Been moving from Reddit to Lemmy slowly so far and now I wanted to bring some of the communities I moderated there to here, as a huge car enthusiast I wanted to not only bring car related subs to communities here on lemmy.world, I also wanted to mod the “cars” community from the instance on lemmy.world already but I realized the moderator there has been inactive for several months now.
It looks like that community is a lost case and this is concerning, how many more communities are stuck like this? This should have been really affecting Lemmy badly thus far and it seems many power mods came in and claimed multiple community names when the blackout happened without actually committing to the platform.
I really hope the developers find a solution to this, so that those like me who actually wants to commit and moderate can do so.
If there’s a technological solution, maybe it’s to allow admins to make moderatorship automatically expire, leaving the community up for grabs, under certain circumstances. The ability to exempt communities and/or users from this might be helpful.
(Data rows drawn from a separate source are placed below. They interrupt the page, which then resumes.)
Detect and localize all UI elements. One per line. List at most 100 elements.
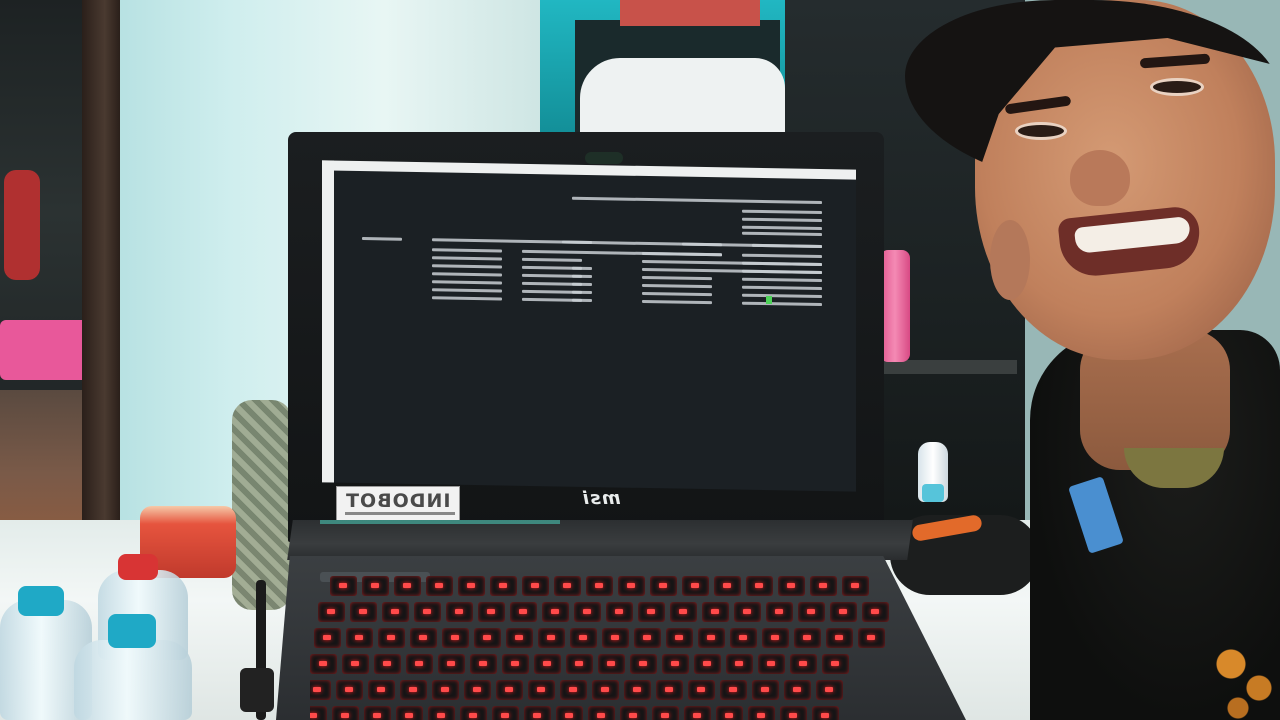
keyboard-key [460,706,487,720]
keyboard-key [310,706,327,720]
laptop-screen-terminal [322,160,856,492]
keyboard-key [396,706,423,720]
terminal-text-line [642,299,712,305]
keyboard-key [702,602,729,622]
keyboard-key [510,602,537,622]
keyboard-key [662,654,689,674]
terminal-text-line [742,209,822,215]
terminal-text-line [432,264,502,269]
terminal-text-line [642,275,712,281]
bottle-cap [108,614,156,648]
keyboard-key [560,680,587,700]
keyboard-key [570,628,597,648]
keyboard-key [602,628,629,648]
keyboard-key [490,576,517,596]
keyboard-key [318,602,345,622]
keyboard-key [378,628,405,648]
terminal-text-line [642,283,712,289]
keyboard-key [734,602,761,622]
keyboard-key [310,680,331,700]
keyboard-key [794,628,821,648]
keyboard-key [410,628,437,648]
terminal-text-line [572,298,592,303]
keyboard-key [382,602,409,622]
terminal-text-line [522,257,582,262]
shelf-red-item [620,0,760,26]
keyboard-key [542,602,569,622]
laptop-hinge [287,520,913,560]
keyboard-key [688,680,715,700]
keyboard-key [858,628,885,648]
keyboard-key [428,706,455,720]
terminal-text-line [432,280,502,285]
bottle-cap [18,586,64,616]
terminal-text-line [642,291,712,297]
keyboard-key [746,576,773,596]
keyboard-key [506,628,533,648]
ear [990,220,1030,300]
keyboard-key [634,628,661,648]
keyboard-key [528,680,555,700]
webcam [585,152,623,164]
keyboard-key [762,628,789,648]
bottle-cap [118,554,158,580]
keyboard-key [778,576,805,596]
keyboard-key [698,628,725,648]
terminal-text-line [742,285,822,291]
terminal-text-line [432,248,502,253]
keyboard-key [534,654,561,674]
keyboard-key [588,706,615,720]
keyboard-row [310,680,843,706]
keyboard-key [638,602,665,622]
sticker-tagline [345,512,455,515]
keyboard-key [618,576,645,596]
keyboard-key [538,628,565,648]
keyboard-key [682,576,709,596]
keyboard-row [318,602,889,628]
keyboard-key [822,654,849,674]
keyboard-key [364,706,391,720]
keyboard-key [766,602,793,622]
keyboard-key [842,576,869,596]
keyboard-key [758,654,785,674]
eye [1150,78,1204,96]
terminal-text-line [742,253,822,259]
terminal-text-line [432,288,502,293]
indobot-sticker: INDOBOT [336,486,460,522]
keyboard-key [446,602,473,622]
terminal-text-line [572,196,822,205]
keyboard-key [620,706,647,720]
keyboard-key [478,602,505,622]
nose [1070,150,1130,206]
keyboard-key [554,576,581,596]
terminal-text-line [572,266,592,271]
terminal-text-line [742,269,822,275]
keyboard-key [374,654,401,674]
keyboard-key [606,602,633,622]
pink-bottle [880,250,910,362]
keyboard-row [314,628,885,654]
keyboard-key [464,680,491,700]
keyboard-key [798,602,825,622]
terminal-text-line [742,261,822,267]
terminal-output [334,171,856,307]
pink-basin [0,320,92,380]
terminal-text-line [432,256,502,261]
keyboard-key [694,654,721,674]
keyboard-key [652,706,679,720]
terminal-text-line [362,237,402,241]
keyboard-key [346,628,373,648]
keyboard-key [368,680,395,700]
terminal-text-line [572,274,592,279]
shirt-print [1210,640,1280,720]
keyboard-row [310,654,849,680]
water-bottle [74,640,192,720]
keyboard-key [598,654,625,674]
terminal-text-line [752,243,822,249]
door-frame [82,0,120,545]
terminal-cursor [766,296,772,304]
keyboard-key [332,706,359,720]
terminal-text-line [742,217,822,223]
keyboard-key [720,680,747,700]
keyboard-key [826,628,853,648]
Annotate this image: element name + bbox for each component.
Otherwise you just gotta ask the admins. Lemmy.ml has a community specifically for requesting dormant communities, for instance, and unless things have changed that’s how it worked on Reddit.
I kind of wish there was a way to “forward” your community if you realize someone else is doing a better job in a different instance too. So essentially all your users and traffic would just redirect to the other instance from that point on.
I am subscribed to like 3 different printsf communities and only one is even halfway active at this point. Would be nice if there was a way to consolidate under one banner.
Slightly off-topic, but how are you finding encouraging Reddit users to make the switch to Lemmy?
I mod r/futurology, which is close to 20 million subscribers, but most of the growth for futurology.today has come from within the fediverse. Any tips for encouraging Redditors to migrate?
I think a good starting point would be advertising Lemmy where possible on your subreddit, such as pinning an equivalent futurology community from Lemmy linked to a reddit post and pinning that, also mention your lemmy community on other places like mentioning Lemmy and asking users to consider Lemmy instead on the welcome message when new users join/subscribe to r/futurology.
We can’t force people to join, but we can emphasize the negatives of Reddit and the ways Lemmy solves those. Things like:
- Lemmy does not collect personal data and share it with third parties like Reddit does
- Lemmy does not violate your privacy with tracking or ads like Reddit does
- Lemmy’s code and algorithms can be viewed and reviewed by anyone at any time as-is, unlike Reddit
- Lemmy is 100% self-funded and moderated by its own users across the world. Reddit and your data is governed by a single money-driven corporation with controversial leadership
People that value those things are the ones that will consider moving over. You might say that you’ve read over Reddit’s terms and conditions, and then present the Lemmy community as a private and safe alternative if anyone wishes to join?
Important to add: Don’t force them to switch. Give them the chance to set up here and they will eventually realize this place is better. Or maybe they won’t but in that case you gave them their agency and they chose they’d rather be with the nazi shithole website so no loss for us.
No solution for communities that have bad mod eithers. At least with reddit you… (used to be able to) escalate blatant abuse to the admins.
Zero accountability. There isn’t even an appeals process, so if you get falsely banned you have no choice but to leave the community.